Sauvés, les flamants roses ont retrouvé les étangs
Sauvés, les flamants ont retrouvé les étangs MARIE PINTADO 18/02/2012, 06 h 00
. D’autres, encore trop faibles, partiront à Pont de Gau dans quelques jours. (AUDREY MARTY)
Allaient-ils prendre leur envol, sitôt libérés du bas avec lequel ils avaient été emmaillotés ? Arriveraient-ils à se tenir sur leurs pattes, face au vent ?
Personne, hier en début d’après-midi, ne pouvait prédire la réaction des flamants roses lors de leur remise en liberté, après avoir passé jusqu’à dix jours au chaud, nourris par la main de l’homme dans la clinique vétérinaire du Dr Péricard. Finalement, sur les 45 oiseaux relâchés à Port-Mahon, pas un ne partira à tire-d’aile.

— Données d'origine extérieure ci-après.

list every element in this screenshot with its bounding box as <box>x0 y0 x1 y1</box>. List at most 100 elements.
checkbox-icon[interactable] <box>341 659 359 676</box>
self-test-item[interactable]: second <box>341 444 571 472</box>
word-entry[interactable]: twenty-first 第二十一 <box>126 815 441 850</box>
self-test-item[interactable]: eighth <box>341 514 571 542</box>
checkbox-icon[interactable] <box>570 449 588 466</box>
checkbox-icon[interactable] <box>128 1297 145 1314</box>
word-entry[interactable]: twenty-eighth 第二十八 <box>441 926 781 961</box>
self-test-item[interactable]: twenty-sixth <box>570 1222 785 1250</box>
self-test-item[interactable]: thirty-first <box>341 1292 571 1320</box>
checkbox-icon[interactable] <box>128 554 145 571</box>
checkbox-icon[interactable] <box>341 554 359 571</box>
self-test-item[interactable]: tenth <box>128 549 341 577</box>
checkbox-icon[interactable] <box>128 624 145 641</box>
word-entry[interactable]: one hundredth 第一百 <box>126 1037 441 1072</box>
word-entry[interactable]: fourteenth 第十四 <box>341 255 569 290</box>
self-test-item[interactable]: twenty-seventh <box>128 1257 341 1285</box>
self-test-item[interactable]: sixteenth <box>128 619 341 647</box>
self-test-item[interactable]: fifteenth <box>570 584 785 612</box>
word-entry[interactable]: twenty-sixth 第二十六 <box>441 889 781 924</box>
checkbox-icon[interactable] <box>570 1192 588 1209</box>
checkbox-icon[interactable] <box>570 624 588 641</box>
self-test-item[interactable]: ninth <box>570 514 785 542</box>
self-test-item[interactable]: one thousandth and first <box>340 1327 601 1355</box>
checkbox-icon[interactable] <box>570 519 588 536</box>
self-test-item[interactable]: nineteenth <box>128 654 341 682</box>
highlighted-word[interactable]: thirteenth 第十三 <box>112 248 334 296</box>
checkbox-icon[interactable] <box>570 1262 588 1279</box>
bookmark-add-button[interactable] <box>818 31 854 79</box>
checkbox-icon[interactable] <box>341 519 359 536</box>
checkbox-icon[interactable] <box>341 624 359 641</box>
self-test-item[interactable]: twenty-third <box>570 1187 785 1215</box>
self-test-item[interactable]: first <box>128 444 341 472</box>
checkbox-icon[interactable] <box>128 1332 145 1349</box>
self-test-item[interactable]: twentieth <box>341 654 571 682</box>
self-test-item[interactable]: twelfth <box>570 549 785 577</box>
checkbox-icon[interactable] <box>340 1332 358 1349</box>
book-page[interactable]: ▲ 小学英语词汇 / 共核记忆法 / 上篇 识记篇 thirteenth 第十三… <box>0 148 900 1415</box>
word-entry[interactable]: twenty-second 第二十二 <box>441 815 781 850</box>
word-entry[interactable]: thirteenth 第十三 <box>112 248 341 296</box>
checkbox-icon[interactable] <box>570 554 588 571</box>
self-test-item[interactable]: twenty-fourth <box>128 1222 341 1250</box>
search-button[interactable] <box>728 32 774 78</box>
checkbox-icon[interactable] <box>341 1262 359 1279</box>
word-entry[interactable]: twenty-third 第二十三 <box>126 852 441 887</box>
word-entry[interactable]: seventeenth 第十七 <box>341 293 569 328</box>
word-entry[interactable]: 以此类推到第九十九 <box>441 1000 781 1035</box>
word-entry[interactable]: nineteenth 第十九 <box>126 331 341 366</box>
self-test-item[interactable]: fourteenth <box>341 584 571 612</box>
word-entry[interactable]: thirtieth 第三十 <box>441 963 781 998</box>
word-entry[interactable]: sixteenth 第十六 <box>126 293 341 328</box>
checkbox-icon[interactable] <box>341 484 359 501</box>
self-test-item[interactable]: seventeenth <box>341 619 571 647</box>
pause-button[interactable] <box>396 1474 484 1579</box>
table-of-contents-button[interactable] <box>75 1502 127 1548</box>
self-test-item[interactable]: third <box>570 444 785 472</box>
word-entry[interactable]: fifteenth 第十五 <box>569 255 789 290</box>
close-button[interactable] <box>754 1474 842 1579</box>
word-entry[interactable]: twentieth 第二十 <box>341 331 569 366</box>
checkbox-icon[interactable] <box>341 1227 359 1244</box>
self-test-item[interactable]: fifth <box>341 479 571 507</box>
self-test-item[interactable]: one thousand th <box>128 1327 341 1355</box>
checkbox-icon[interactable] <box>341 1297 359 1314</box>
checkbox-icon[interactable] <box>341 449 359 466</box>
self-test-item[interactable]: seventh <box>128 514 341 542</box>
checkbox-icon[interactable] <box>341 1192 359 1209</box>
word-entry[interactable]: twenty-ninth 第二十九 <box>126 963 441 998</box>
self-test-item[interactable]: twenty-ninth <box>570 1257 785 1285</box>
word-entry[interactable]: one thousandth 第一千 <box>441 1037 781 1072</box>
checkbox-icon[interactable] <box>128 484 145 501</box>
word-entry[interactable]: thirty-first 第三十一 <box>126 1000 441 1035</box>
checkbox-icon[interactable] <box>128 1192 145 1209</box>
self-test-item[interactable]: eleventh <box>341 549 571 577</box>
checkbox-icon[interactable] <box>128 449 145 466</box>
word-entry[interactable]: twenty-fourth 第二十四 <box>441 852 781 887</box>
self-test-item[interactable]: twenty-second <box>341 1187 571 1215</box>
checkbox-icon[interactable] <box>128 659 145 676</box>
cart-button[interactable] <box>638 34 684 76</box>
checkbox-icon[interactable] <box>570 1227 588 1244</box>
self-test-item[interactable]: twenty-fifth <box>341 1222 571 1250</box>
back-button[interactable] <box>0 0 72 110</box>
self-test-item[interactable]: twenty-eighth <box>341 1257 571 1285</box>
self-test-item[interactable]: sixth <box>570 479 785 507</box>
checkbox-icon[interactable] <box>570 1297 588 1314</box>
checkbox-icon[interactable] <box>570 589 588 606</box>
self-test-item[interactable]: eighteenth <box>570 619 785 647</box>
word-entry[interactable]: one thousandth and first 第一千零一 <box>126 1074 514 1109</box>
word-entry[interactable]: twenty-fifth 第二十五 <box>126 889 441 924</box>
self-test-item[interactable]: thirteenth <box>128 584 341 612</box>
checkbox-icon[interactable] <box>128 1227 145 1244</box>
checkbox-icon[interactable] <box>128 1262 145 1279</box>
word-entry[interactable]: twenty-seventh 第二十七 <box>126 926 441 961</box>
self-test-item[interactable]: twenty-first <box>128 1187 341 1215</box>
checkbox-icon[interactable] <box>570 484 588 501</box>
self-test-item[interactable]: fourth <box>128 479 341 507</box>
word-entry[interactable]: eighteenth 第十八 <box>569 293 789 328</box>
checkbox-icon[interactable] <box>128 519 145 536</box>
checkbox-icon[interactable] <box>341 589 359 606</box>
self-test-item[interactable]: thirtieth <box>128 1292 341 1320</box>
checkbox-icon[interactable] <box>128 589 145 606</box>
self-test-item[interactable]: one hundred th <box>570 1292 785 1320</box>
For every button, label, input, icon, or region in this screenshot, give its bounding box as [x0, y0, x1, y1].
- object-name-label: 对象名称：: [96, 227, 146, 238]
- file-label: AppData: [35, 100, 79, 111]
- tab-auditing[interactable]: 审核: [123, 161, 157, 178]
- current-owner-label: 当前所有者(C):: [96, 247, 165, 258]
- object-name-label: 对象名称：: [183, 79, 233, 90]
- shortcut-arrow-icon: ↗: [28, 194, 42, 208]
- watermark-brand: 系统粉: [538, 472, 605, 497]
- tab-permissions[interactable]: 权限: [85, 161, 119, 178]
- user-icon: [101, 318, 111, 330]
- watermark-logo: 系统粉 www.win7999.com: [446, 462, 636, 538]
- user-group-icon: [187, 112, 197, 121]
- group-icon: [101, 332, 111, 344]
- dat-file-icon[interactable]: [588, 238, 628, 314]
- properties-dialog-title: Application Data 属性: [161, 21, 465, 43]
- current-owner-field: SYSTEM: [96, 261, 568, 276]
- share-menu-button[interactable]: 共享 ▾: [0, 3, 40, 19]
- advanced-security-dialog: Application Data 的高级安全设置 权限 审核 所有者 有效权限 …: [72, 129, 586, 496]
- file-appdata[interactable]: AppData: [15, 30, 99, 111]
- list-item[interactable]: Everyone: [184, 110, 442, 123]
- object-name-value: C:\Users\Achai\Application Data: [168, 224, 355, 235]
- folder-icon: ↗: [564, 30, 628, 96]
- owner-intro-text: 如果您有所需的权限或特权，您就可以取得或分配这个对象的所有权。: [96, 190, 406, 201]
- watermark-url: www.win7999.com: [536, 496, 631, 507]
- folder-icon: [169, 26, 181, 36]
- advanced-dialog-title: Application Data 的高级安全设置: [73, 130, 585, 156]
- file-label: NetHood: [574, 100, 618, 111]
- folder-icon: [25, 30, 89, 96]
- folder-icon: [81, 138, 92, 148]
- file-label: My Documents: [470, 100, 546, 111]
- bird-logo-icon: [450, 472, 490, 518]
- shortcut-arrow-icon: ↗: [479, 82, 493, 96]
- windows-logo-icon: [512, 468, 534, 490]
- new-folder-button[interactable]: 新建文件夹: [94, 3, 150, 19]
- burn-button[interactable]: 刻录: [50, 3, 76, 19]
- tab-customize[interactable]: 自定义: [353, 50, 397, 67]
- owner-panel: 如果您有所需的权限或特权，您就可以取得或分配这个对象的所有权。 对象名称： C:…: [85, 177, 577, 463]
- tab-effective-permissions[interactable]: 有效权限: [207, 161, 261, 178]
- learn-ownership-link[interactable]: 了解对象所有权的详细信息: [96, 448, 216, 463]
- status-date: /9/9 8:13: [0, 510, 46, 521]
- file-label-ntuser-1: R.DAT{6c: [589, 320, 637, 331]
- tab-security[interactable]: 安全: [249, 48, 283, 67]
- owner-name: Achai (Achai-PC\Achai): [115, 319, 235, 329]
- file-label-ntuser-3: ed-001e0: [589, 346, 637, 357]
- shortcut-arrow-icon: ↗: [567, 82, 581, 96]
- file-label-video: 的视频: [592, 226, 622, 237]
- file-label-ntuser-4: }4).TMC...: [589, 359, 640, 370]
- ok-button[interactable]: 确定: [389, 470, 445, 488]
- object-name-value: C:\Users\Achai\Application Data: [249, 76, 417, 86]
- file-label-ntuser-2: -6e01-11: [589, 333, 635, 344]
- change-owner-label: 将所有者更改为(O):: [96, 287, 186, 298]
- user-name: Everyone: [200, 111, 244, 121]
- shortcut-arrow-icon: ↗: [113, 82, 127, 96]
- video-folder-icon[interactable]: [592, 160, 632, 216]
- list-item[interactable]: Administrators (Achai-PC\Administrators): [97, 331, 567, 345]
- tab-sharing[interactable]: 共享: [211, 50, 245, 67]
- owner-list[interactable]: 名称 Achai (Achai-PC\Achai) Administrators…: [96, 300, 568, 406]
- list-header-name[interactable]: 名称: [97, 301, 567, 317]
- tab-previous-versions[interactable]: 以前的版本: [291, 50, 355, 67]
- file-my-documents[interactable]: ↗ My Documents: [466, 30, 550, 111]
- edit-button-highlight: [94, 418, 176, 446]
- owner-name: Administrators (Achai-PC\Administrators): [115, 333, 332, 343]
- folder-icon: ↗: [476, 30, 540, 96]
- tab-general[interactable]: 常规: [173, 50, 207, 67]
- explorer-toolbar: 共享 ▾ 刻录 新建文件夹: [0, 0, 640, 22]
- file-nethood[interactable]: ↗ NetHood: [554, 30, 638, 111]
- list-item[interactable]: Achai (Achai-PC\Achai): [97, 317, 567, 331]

Les premiers pas jusqu’à l’étang de Sigean sont même engourdis, stigmates de l’état d’affaiblissement dans lequel ils ont été trouvés, au plus dure de la vague de froid qui a balayé les lagunes du Languedoc-Roussillon. "Il faut encore qu’ils refassent leur masse musculaire et leur graisse", explique Jean-Marie Péricard. Épaulé par dix-huit bénévoles, le docteur spécialiste en oiseaux tropicaux est resté au chevet des 74 volatiles victimes de malnutrition qui avaient été récupérés épuisés, les pattes gelées. Certains, trop faibles, n’ont pas survécu à leur transport vers les centres. D’autres ont dû être euthanasiés. Ils s’étaient brisé les ailes sur la glace, en tentant, en vain, de se libérer d’un étang devenu prison de verre.
"Il s’agissait de lésions irréversibles, témoigne le Dr Péricard, incompatibles avec une survie dans la nature".
Pour les autres, un suivi individualisé a permis de surveiller leur évolution, jusqu’à un rétablissement complet. Numéroté à son arrivée, chaque flamant rose a été pesé, gavé, puis observé afin de voir s’il retrouvait les forces nécessaires pour s’alimenter seul.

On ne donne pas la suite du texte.